Desde hace más de medio siglo durante los primeros días del mes de diciembre se llevó a cabo la Feria Jesús del Gran Poder, este año por primera ocasión no se realizó la semana taurina de Quito; la suspensión anunciada por la empresa que gestiona la Plaza de Iñaquito ha sido analizada desde diversas ópticas, a partir de las consideraciones empresariales, hasta llegar a los temas políticos, sociales y económicos.
El caso es que para dimensionar las causas y consecuencias de la cancelación del prestigioso ciclo de corridas, debemos necesariamente, ubicar el tema en el contexto de la hora actual que viven nuestra ciudad y el país; en circunstancias en que se busca establecer un esquema de gobierno que induce la fractura de las relaciones sociales, condiciona la conducta de los ciudadanos, deslegitima el pensamiento diverso y coarta la libertad de expresión; con el propósito de establecer una estructura prohibicionista, que objete e impida el ejercicio pleno del libre albedrío.

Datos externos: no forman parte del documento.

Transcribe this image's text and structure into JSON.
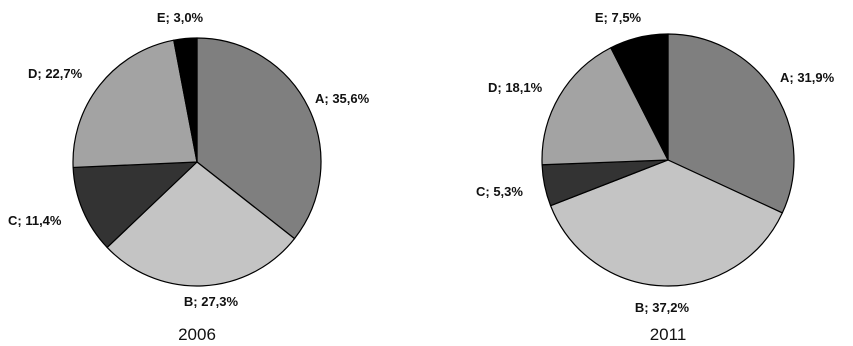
{
  "chart_data": [
    {
      "type": "pie",
      "caption": "2006",
      "slices": [
        {
          "label": "A; 35,6%",
          "name": "A",
          "value": 35.6,
          "color": "#7f7f7f"
        },
        {
          "label": "B; 27,3%",
          "name": "B",
          "value": 27.3,
          "color": "#c4c4c4"
        },
        {
          "label": "C; 11,4%",
          "name": "C",
          "value": 11.4,
          "color": "#333333"
        },
        {
          "label": "D; 22,7%",
          "name": "D",
          "value": 22.7,
          "color": "#a3a3a3"
        },
        {
          "label": "E; 3,0%",
          "name": "E",
          "value": 3.0,
          "color": "#000000"
        }
      ]
    },
    {
      "type": "pie",
      "caption": "2011",
      "slices": [
        {
          "label": "A; 31,9%",
          "name": "A",
          "value": 31.9,
          "color": "#7f7f7f"
        },
        {
          "label": "B; 37,2%",
          "name": "B",
          "value": 37.2,
          "color": "#c4c4c4"
        },
        {
          "label": "C; 5,3%",
          "name": "C",
          "value": 5.3,
          "color": "#333333"
        },
        {
          "label": "D; 18,1%",
          "name": "D",
          "value": 18.1,
          "color": "#a3a3a3"
        },
        {
          "label": "E; 7,5%",
          "name": "E",
          "value": 7.5,
          "color": "#000000"
        }
      ]
    }
  ]
}
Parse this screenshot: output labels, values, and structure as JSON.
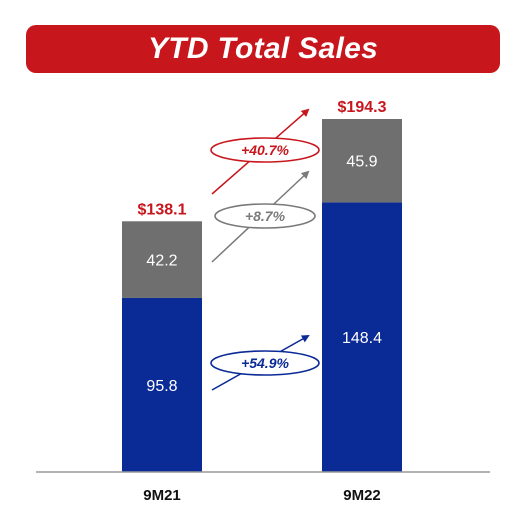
{
  "chart_data": {
    "type": "bar",
    "stacked": true,
    "title": "YTD Total Sales",
    "categories": [
      "9M21",
      "9M22"
    ],
    "series": [
      {
        "values": [
          95.8,
          148.4
        ],
        "color": "#0a2a96"
      },
      {
        "values": [
          42.2,
          45.9
        ],
        "color": "#6f6f6f"
      }
    ],
    "totals": [
      "$138.1",
      "$194.3"
    ],
    "total_values": [
      138.1,
      194.3
    ],
    "growth_labels": [
      {
        "text": "+40.7%",
        "color": "#c8161d"
      },
      {
        "text": "+8.7%",
        "color": "#7a7a7a"
      },
      {
        "text": "+54.9%",
        "color": "#0a2a96"
      }
    ],
    "ylim": [
      0,
      194.3
    ],
    "grid": false,
    "legend": "none"
  }
}
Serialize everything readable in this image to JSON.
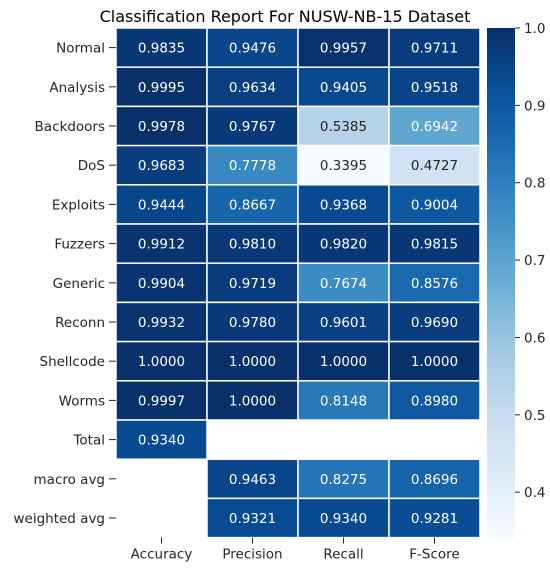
{
  "chart_data": {
    "type": "heatmap",
    "title": "Classification Report For NUSW-NB-15 Dataset",
    "xlabel": "",
    "ylabel": "",
    "columns": [
      "Accuracy",
      "Precision",
      "Recall",
      "F-Score"
    ],
    "rows": [
      "Normal",
      "Analysis",
      "Backdoors",
      "DoS",
      "Exploits",
      "Fuzzers",
      "Generic",
      "Reconn",
      "Shellcode",
      "Worms",
      "Total",
      "macro avg",
      "weighted avg"
    ],
    "values": [
      [
        0.9835,
        0.9476,
        0.9957,
        0.9711
      ],
      [
        0.9995,
        0.9634,
        0.9405,
        0.9518
      ],
      [
        0.9978,
        0.9767,
        0.5385,
        0.6942
      ],
      [
        0.9683,
        0.7778,
        0.3395,
        0.4727
      ],
      [
        0.9444,
        0.8667,
        0.9368,
        0.9004
      ],
      [
        0.9912,
        0.981,
        0.982,
        0.9815
      ],
      [
        0.9904,
        0.9719,
        0.7674,
        0.8576
      ],
      [
        0.9932,
        0.978,
        0.9601,
        0.969
      ],
      [
        1.0,
        1.0,
        1.0,
        1.0
      ],
      [
        0.9997,
        1.0,
        0.8148,
        0.898
      ],
      [
        0.934,
        null,
        null,
        null
      ],
      [
        null,
        0.9463,
        0.8275,
        0.8696
      ],
      [
        null,
        0.9321,
        0.934,
        0.9281
      ]
    ],
    "value_labels": [
      [
        "0.9835",
        "0.9476",
        "0.9957",
        "0.9711"
      ],
      [
        "0.9995",
        "0.9634",
        "0.9405",
        "0.9518"
      ],
      [
        "0.9978",
        "0.9767",
        "0.5385",
        "0.6942"
      ],
      [
        "0.9683",
        "0.7778",
        "0.3395",
        "0.4727"
      ],
      [
        "0.9444",
        "0.8667",
        "0.9368",
        "0.9004"
      ],
      [
        "0.9912",
        "0.9810",
        "0.9820",
        "0.9815"
      ],
      [
        "0.9904",
        "0.9719",
        "0.7674",
        "0.8576"
      ],
      [
        "0.9932",
        "0.9780",
        "0.9601",
        "0.9690"
      ],
      [
        "1.0000",
        "1.0000",
        "1.0000",
        "1.0000"
      ],
      [
        "0.9997",
        "1.0000",
        "0.8148",
        "0.8980"
      ],
      [
        "0.9340",
        "",
        "",
        ""
      ],
      [
        "",
        "0.9463",
        "0.8275",
        "0.8696"
      ],
      [
        "",
        "0.9321",
        "0.9340",
        "0.9281"
      ]
    ],
    "colorbar": {
      "min": 0.3395,
      "max": 1.0,
      "ticks": [
        0.4,
        0.5,
        0.6,
        0.7,
        0.8,
        0.9,
        1.0
      ],
      "tick_labels": [
        "0.4",
        "0.5",
        "0.6",
        "0.7",
        "0.8",
        "0.9",
        "1.0"
      ],
      "colormap": "Blues"
    },
    "grid": true,
    "legend": "colorbar-right"
  }
}
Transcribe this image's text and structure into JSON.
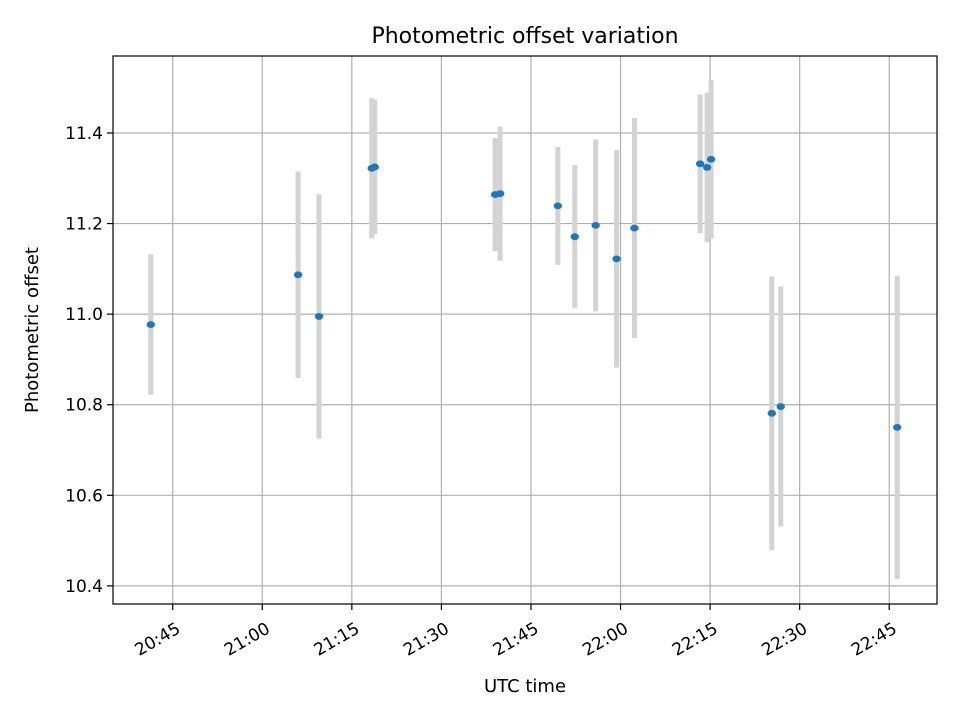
{
  "chart_data": {
    "type": "scatter",
    "title": "Photometric offset variation",
    "xlabel": "UTC time",
    "ylabel": "Photometric offset",
    "x_ticks": [
      "20:45",
      "21:00",
      "21:15",
      "21:30",
      "21:45",
      "22:00",
      "22:15",
      "22:30",
      "22:45"
    ],
    "y_ticks": [
      "10.4",
      "10.6",
      "10.8",
      "11.0",
      "11.2",
      "11.4"
    ],
    "xlim": [
      "20:35",
      "22:53"
    ],
    "ylim": [
      10.36,
      11.57
    ],
    "grid": true,
    "error_bar_color": "#d3d3d3",
    "point_color": "#1f77b4",
    "points": [
      {
        "x": "20:41:20",
        "y": 10.977,
        "err": 0.155
      },
      {
        "x": "21:06:00",
        "y": 11.087,
        "err": 0.228
      },
      {
        "x": "21:09:30",
        "y": 10.995,
        "err": 0.27
      },
      {
        "x": "21:18:20",
        "y": 11.322,
        "err": 0.155
      },
      {
        "x": "21:18:50",
        "y": 11.325,
        "err": 0.148
      },
      {
        "x": "21:39:00",
        "y": 11.264,
        "err": 0.125
      },
      {
        "x": "21:39:50",
        "y": 11.266,
        "err": 0.148
      },
      {
        "x": "21:49:30",
        "y": 11.239,
        "err": 0.13
      },
      {
        "x": "21:52:20",
        "y": 11.171,
        "err": 0.158
      },
      {
        "x": "21:55:50",
        "y": 11.196,
        "err": 0.19
      },
      {
        "x": "21:59:20",
        "y": 11.122,
        "err": 0.24
      },
      {
        "x": "22:02:20",
        "y": 11.19,
        "err": 0.243
      },
      {
        "x": "22:13:20",
        "y": 11.332,
        "err": 0.153
      },
      {
        "x": "22:14:30",
        "y": 11.324,
        "err": 0.165
      },
      {
        "x": "22:15:10",
        "y": 11.342,
        "err": 0.175
      },
      {
        "x": "22:25:20",
        "y": 10.781,
        "err": 0.302
      },
      {
        "x": "22:26:50",
        "y": 10.796,
        "err": 0.265
      },
      {
        "x": "22:46:20",
        "y": 10.75,
        "err": 0.335
      }
    ]
  }
}
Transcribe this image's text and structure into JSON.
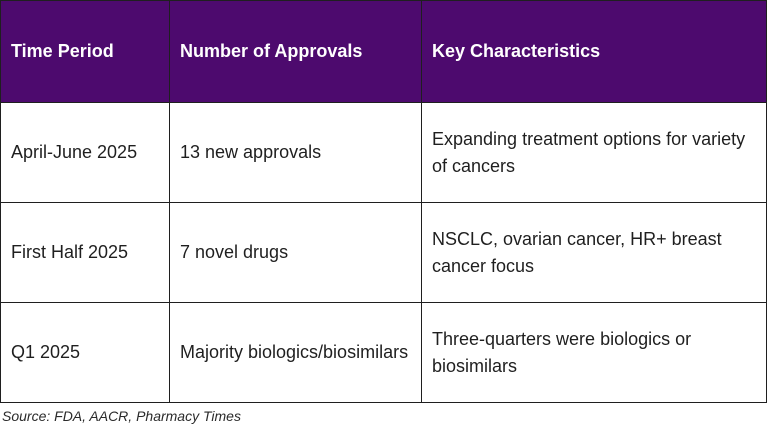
{
  "table": {
    "headers": [
      "Time Period",
      "Number of Approvals",
      "Key Characteristics"
    ],
    "rows": [
      [
        "April-June 2025",
        "13 new approvals",
        "Expanding treatment options for variety of cancers"
      ],
      [
        "First Half 2025",
        "7 novel drugs",
        "NSCLC, ovarian cancer, HR+ breast cancer focus"
      ],
      [
        "Q1 2025",
        "Majority biologics/biosimilars",
        "Three-quarters were biologics or biosimilars"
      ]
    ]
  },
  "source": "Source: FDA, AACR, Pharmacy Times",
  "colors": {
    "header_bg": "#4d0a6e",
    "header_text": "#ffffff",
    "border": "#1f1f1f"
  }
}
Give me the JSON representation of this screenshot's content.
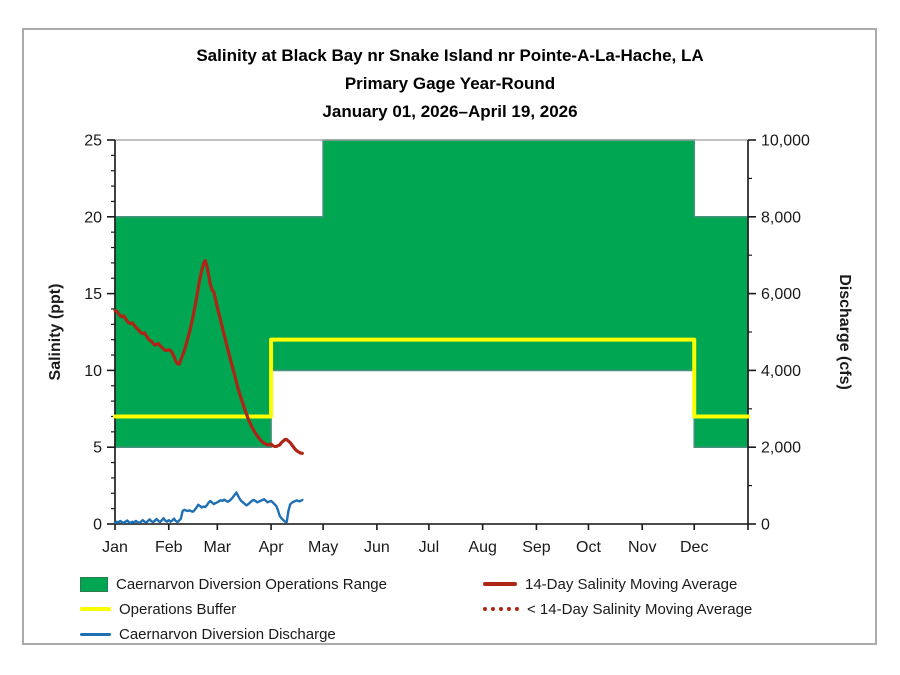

Así las cosas, la fiesta de los toros durante el último lustro, fue materia de un constante ataque político, social y mediático, campaña concebida y diseñada para destruir al espectáculo por sus profundas raíces históricas y por una mal entendida reivindicación clasista manejada con furia y extremismo, con la idea de convertir a los toros en el hilo conductor de un discurso nacionalista con claros propósitos proselitistas.
La consulta popular de mayo de 2011 consagró la manipulación oficial al mutilar al espectáculo con la prohibición del último tercio de la corrida y, además, patentó la hipocresía pues, el toro muere apuntillado en el chiquero pocos segundos después de su lidia; claro está que la injerencia de la política en la cultura jamás trae buenos resultados, en este caso la demagógica fórmula descolocó a sus promotores e incomodó a los aficionados que abandonaron los graderíos de la plaza.
Hace exactamente un año ya se sintieron con fuerza los estragos de la intervención descrita, Quito y sus fiestas habían perdido en gran medida su leitmotiv; el espectáculo central de las tradicionales celebraciones acusaba el daño de la estocada baja infringida por el populismo.
Al cabo de los meses, una vez confirmado el cierre del serial de funciones taurinas, la ciudad resulta irreconocible para propios y extraños, aquel ambiente cargado de júbilo y emoción no es más que un recuerdo que lastima a quienes amamos a Quito por su enorgullecedora historia, por su extraordinaria riqueza cultural y social, por la capacidad de sus habitantes para trabajar con creatividad y esfuerzo y, sobre todo, por su vocación de rebeldía.
Las calles, parques y avenidas ya no son el sitio de encuentro de los quiteños para festejar a su ciudad; los hoteles, restaurantes y bares sufren en soledad la pérdida de sus ingresos; los proveedores de bienes y servicios intentan en vano recuperar sus ventas; los microempresarios, artesanos, informales, transportistas, vigilantes, músicos, artistas y comerciantes; se suman a los toreros, ganaderos, subalternos, mozos de espadas, areneros, acomodadores, albañiles, electricistas, pintores, carpinteros; entre muchos más, que sufren en carne propia un severo revés económico, déficit cuantioso que lesiona también a las cuentas municipales y estatales por la merma de ingresos tributarios.
La Feria de Quito estrechamente vinculada a la actividad turística generaba alrededor de cien mil empleos directos e indirectos, motivados por un movimiento económico superior a los 20 millones de dólares que servía de dínamo para las finanzas de la ciudad y su gente que encontraban en sus anuales fiestas una lucrativa temporada alta de ventas, trabajo e ilusión.
Lo cierto es que más allá del doloroso lucro cesante de miles de familias, la querida Quito perdió su identidad, su alegría y su libertad.